Miguel con un rápido movimiento descolgó el cuadro de Munich, quince segundos. Rebeca con su lupa empezó a buscar en la parte posterior de la tela las coordenadas, cuarenta y cinco segundos.

--Maldita sea, no hay nada-- dijo Rebeca.
--Seguro que estarán escritas con tinta invisible- comentó Roberto.

¿Qué podían hacer? Habían pasado casi cincuenta segundos y no tenían nada.
--Ya está-- gritó Rebeca- en mi mochila llevo un limón que compré esta mañana para limpiar los candelabros de cobre del siglo XVII, seguro que las coordenadas están escritas con tinta invisible y el zumo de limón nos permitirá verlas.

Miguel arqueó las cejas, nunca llegaría a comprender la cantidad de cosas que Rebeca llevaba en su mochila.

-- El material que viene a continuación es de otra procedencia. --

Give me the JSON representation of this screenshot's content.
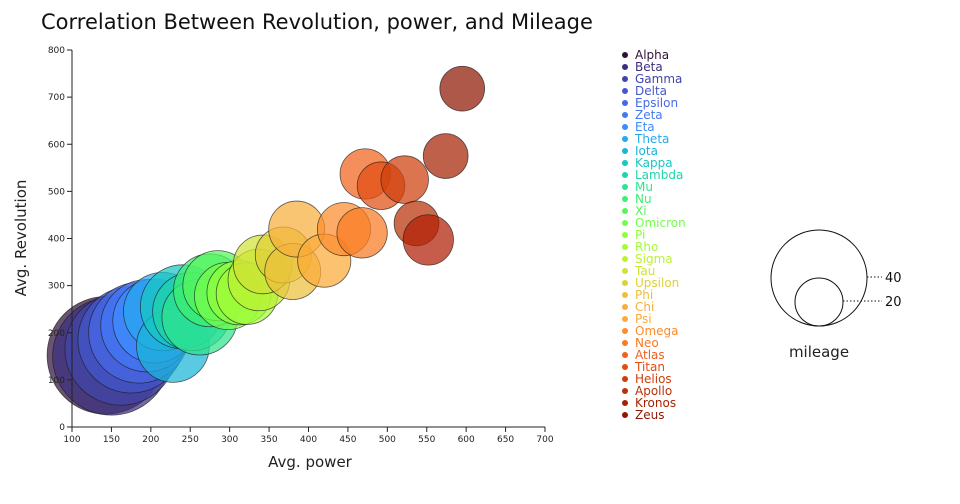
{
  "chart_data": {
    "type": "scatter",
    "title": "Correlation Between Revolution, power, and Mileage",
    "xlabel": "Avg. power",
    "ylabel": "Avg. Revolution",
    "xlim": [
      100,
      700
    ],
    "ylim": [
      0,
      800
    ],
    "xticks": [
      "100",
      "150",
      "200",
      "250",
      "300",
      "350",
      "400",
      "450",
      "500",
      "550",
      "600",
      "650",
      "700"
    ],
    "yticks": [
      "0",
      "100",
      "200",
      "300",
      "400",
      "500",
      "600",
      "700",
      "800"
    ],
    "grid": false,
    "legend_position": "right",
    "series": [
      {
        "name": "Alpha",
        "color": "#30123b",
        "x": 143,
        "y": 152,
        "mileage": 42
      },
      {
        "name": "Beta",
        "color": "#3b2f80",
        "x": 150,
        "y": 150,
        "mileage": 42
      },
      {
        "name": "Gamma",
        "color": "#4145ab",
        "x": 162,
        "y": 165,
        "mileage": 40
      },
      {
        "name": "Delta",
        "color": "#4458cb",
        "x": 175,
        "y": 185,
        "mileage": 38
      },
      {
        "name": "Epsilon",
        "color": "#4669e4",
        "x": 185,
        "y": 200,
        "mileage": 36
      },
      {
        "name": "Zeta",
        "color": "#4478f5",
        "x": 195,
        "y": 215,
        "mileage": 33
      },
      {
        "name": "Eta",
        "color": "#3b8efd",
        "x": 205,
        "y": 225,
        "mileage": 30
      },
      {
        "name": "Theta",
        "color": "#28a8f0",
        "x": 215,
        "y": 245,
        "mileage": 28
      },
      {
        "name": "Iota",
        "color": "#1ab6d8",
        "x": 228,
        "y": 172,
        "mileage": 26
      },
      {
        "name": "Kappa",
        "color": "#18c7c0",
        "x": 240,
        "y": 255,
        "mileage": 30
      },
      {
        "name": "Lambda",
        "color": "#1fd4a8",
        "x": 252,
        "y": 245,
        "mileage": 28
      },
      {
        "name": "Mu",
        "color": "#2ee38e",
        "x": 262,
        "y": 233,
        "mileage": 27
      },
      {
        "name": "Nu",
        "color": "#3fee72",
        "x": 275,
        "y": 290,
        "mileage": 26
      },
      {
        "name": "Xi",
        "color": "#56f55b",
        "x": 285,
        "y": 300,
        "mileage": 25
      },
      {
        "name": "Omicron",
        "color": "#74fc4c",
        "x": 298,
        "y": 278,
        "mileage": 24
      },
      {
        "name": "Pi",
        "color": "#8ffe3d",
        "x": 312,
        "y": 285,
        "mileage": 23
      },
      {
        "name": "Rho",
        "color": "#a4fb38",
        "x": 322,
        "y": 283,
        "mileage": 22
      },
      {
        "name": "Sigma",
        "color": "#bdf133",
        "x": 337,
        "y": 312,
        "mileage": 22
      },
      {
        "name": "Tau",
        "color": "#d0e235",
        "x": 342,
        "y": 345,
        "mileage": 21
      },
      {
        "name": "Upsilon",
        "color": "#e0d038",
        "x": 368,
        "y": 365,
        "mileage": 20
      },
      {
        "name": "Phi",
        "color": "#edbf3b",
        "x": 380,
        "y": 330,
        "mileage": 20
      },
      {
        "name": "Chi",
        "color": "#f6ae3d",
        "x": 385,
        "y": 420,
        "mileage": 20
      },
      {
        "name": "Psi",
        "color": "#fbab38",
        "x": 420,
        "y": 353,
        "mileage": 19
      },
      {
        "name": "Omega",
        "color": "#fc8c2d",
        "x": 445,
        "y": 420,
        "mileage": 19
      },
      {
        "name": "Neo",
        "color": "#fa7a22",
        "x": 468,
        "y": 412,
        "mileage": 18
      },
      {
        "name": "Atlas",
        "color": "#f0621a",
        "x": 472,
        "y": 537,
        "mileage": 18
      },
      {
        "name": "Titan",
        "color": "#e24e12",
        "x": 492,
        "y": 512,
        "mileage": 17
      },
      {
        "name": "Helios",
        "color": "#ce3e0c",
        "x": 522,
        "y": 525,
        "mileage": 17
      },
      {
        "name": "Apollo",
        "color": "#b93107",
        "x": 537,
        "y": 432,
        "mileage": 16
      },
      {
        "name": "Kronos",
        "color": "#a52304",
        "x": 574,
        "y": 575,
        "mileage": 16
      },
      {
        "name": "Zeus",
        "color": "#8f1703",
        "x": 595,
        "y": 718,
        "mileage": 16
      },
      {
        "name": "Zeus",
        "color": "#b01e04",
        "x": 552,
        "y": 397,
        "mileage": 18
      }
    ],
    "size_legend": {
      "title": "mileage",
      "values": [
        40,
        20
      ]
    }
  }
}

Rebeca le dio el limón a Miguel y éste, con su navaja suiza multiusos lo cortó de un solo tajo. Presionando el medio limón con su mano izquierda las gotitas de zumo cayeron sobre un algodón que Rebeca había sacado también de su mochila. Una vez empapado el algodón, Rebeca frotó con suavidad la parte superior izquierda del lienzo y como por arte de magia aparecieron los números: 44° 56´ lat. N 2° 30´ long. E (bajo la bola superior)

Miguel rápidamente apuntó en su libreta las coordenadas y la extraña frase bajo la bola. Dos minutos treinta y cinco segundos.

--Rápido, se nos acaba el tiempo- clamó Rebeca. Con la misma precisión que Miguel había descolgado el cuadro, lo colocó en su sitio.
--Uf, dos minutos cincuenta y siete segundos-- dijo Miguel y mientras guiñaba el ojo a Rebeca se oyó el ´clic´ de la puesta en marcha de los sistemas de seguridad del cuadro. Con la satisfacción del trabajo bien hecho abandonaron la sala de los pintores impresionistas y descendiendo por la escalera de servicio, abandonaron el edificio. En la furgoneta Renault Kangoo aparcada en la calle, Roberto, el informático del equipo, les esperaba.
--¿Qué tenemos?- preguntó Roberto.
--Las coordenadas- contestó Rebeca y desdoblando un mapa de España empezó a buscar en él.
--Ya está 41° 56´ N, 2° 30´ E, es en Zaragoza, en el cruce del Paseo María Agustín y la Avenida César Augusto. Lo que no entiendo es qué significa ´bajo la bola superior´
--Pues nada, camino de Zaragoza, allí veremos, qué diablos es eso de bajo la bola superior- dijo Roberto.

Una vez en Zaragoza, los tres amigos aparcaron la furgoneta en la segunda planta del parking de la Plaza Salamero. Saliendo a la superficie, y girando por el bar Canterbury, se encaminaron por la Avenida César Augusto hacia el cruce con el Paseo María Agustín. Allí estaba, con su cara agujereada de metralla, justo en la coordenadas que habían sacado del reverso del cuadro impresionista, el emblema de la resistencia; la Puerta del Carmen.